Express & Star

Peter Rhodes on the price of honey, the perils of black shorts and signs of a second wave

A reader shares my reservations about driverless cars: “We are not prepared to let computers determine our exam results but we will let them drive us around in our cars.”

Published
Last updated
Spode (John Turner) in Jeeves and Wooster (ITV )

A piece in the Guardian makes the point that schools actually have little effect. It's home and family that really determine our futures. The author rages: “Children with middle-class, professional parents are exposed to more words earlier on, opening up a gap in vocabulary at a young age.” But how can any system ensure all kids are raised in homes where they are talked to properly? Some years ago a politician told me the only solution was to rehome kids. Officially the idea was called “early intervention.” His fear was that most people would call it the state kidnapping of children. If there was an easy answer to unfairness we'd have found it by now.

Wanted: busy bees. The NHS says honey may be more effective than antibiotics in treating respiratory conditions. So what next? Will the NHS start dispensing the stuff? And if so, given its track record for paying the earth for everything from drugs to visors, how much will it pay and what effect will it have on honey prices? Today, you or I can purchase a large jar of honey for about a fiver. If the NHS procurement people start elbowing into Holland & Barrett, how long before it's £100 a time?
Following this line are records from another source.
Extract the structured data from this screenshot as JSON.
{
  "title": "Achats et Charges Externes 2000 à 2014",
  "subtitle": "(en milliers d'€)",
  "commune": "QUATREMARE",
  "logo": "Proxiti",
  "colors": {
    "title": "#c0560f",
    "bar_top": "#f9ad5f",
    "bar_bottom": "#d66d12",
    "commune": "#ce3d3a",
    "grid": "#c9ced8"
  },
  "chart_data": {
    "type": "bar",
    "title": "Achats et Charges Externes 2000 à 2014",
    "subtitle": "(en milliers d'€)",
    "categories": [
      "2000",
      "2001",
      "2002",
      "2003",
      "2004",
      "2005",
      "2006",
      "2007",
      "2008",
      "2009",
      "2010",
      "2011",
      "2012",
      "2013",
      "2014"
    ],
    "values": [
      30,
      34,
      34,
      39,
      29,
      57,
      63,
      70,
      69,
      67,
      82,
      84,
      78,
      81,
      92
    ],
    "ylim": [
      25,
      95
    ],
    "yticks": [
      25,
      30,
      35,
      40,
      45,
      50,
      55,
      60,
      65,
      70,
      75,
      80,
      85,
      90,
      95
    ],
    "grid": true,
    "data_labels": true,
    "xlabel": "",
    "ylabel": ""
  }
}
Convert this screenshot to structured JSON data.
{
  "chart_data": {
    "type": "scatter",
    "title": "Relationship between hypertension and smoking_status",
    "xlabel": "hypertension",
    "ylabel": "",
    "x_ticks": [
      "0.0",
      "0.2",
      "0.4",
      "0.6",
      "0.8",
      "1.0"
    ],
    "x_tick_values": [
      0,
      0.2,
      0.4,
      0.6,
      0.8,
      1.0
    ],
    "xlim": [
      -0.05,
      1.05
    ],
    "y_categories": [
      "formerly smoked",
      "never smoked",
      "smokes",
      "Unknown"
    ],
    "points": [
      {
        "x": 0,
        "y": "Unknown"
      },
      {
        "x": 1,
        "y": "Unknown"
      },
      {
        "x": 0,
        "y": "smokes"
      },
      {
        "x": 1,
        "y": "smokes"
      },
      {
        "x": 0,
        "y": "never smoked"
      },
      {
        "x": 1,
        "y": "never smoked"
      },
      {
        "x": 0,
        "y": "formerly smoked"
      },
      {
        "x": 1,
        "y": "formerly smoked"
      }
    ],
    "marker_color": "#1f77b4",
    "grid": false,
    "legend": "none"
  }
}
Meanwhile, the new counting system for Covid-related deaths has driven the daily rate down. But is it an illusion? The number of new cases seems stuck at a worrying 1,000 a day. My first forecast was that life would be normal by August and nasty by October. I hope I'm wrong.

Too many heatwaves, not enough shorts. I am down to the bottom of my shorts drawer and have reached the infamous black pair. They were a well-intentioned gift but, well, you see the problem? A decent chap cannot put on a pair of black shorts without thinking of Roderick Spode, the preposterous would-be dictator in P G Wodehouse's comic stories. By the time Spode set up his group, all the black shirts had been bought by other fascist groups and so he formed the Blackshorts instead.

Spode was based on Sir Oswald Mosley, leader of the British Union of Fascists. The name is a clue. Mosley's family had Staffordshire connections and Spode is a famous firm in the Potteries. Save this for when the pub quizzes resume.

My black shorts are on the baggy side and I could never be mistaken for big, angry Spode whom Wodehouse famously described as if “Nature had intended to make a gorilla, and had changed its mind at the last moment." Lovely stuff.

If anyone is writing gentle Wodehousian humour these days, I have yet to encounter it. The internet wasn't much help. I typed “Modern Wodehouse” into the search box “Do you mean 'modern wooden house'?” it replied. Somewhere, in a far-off dimension, Jeeves smiled.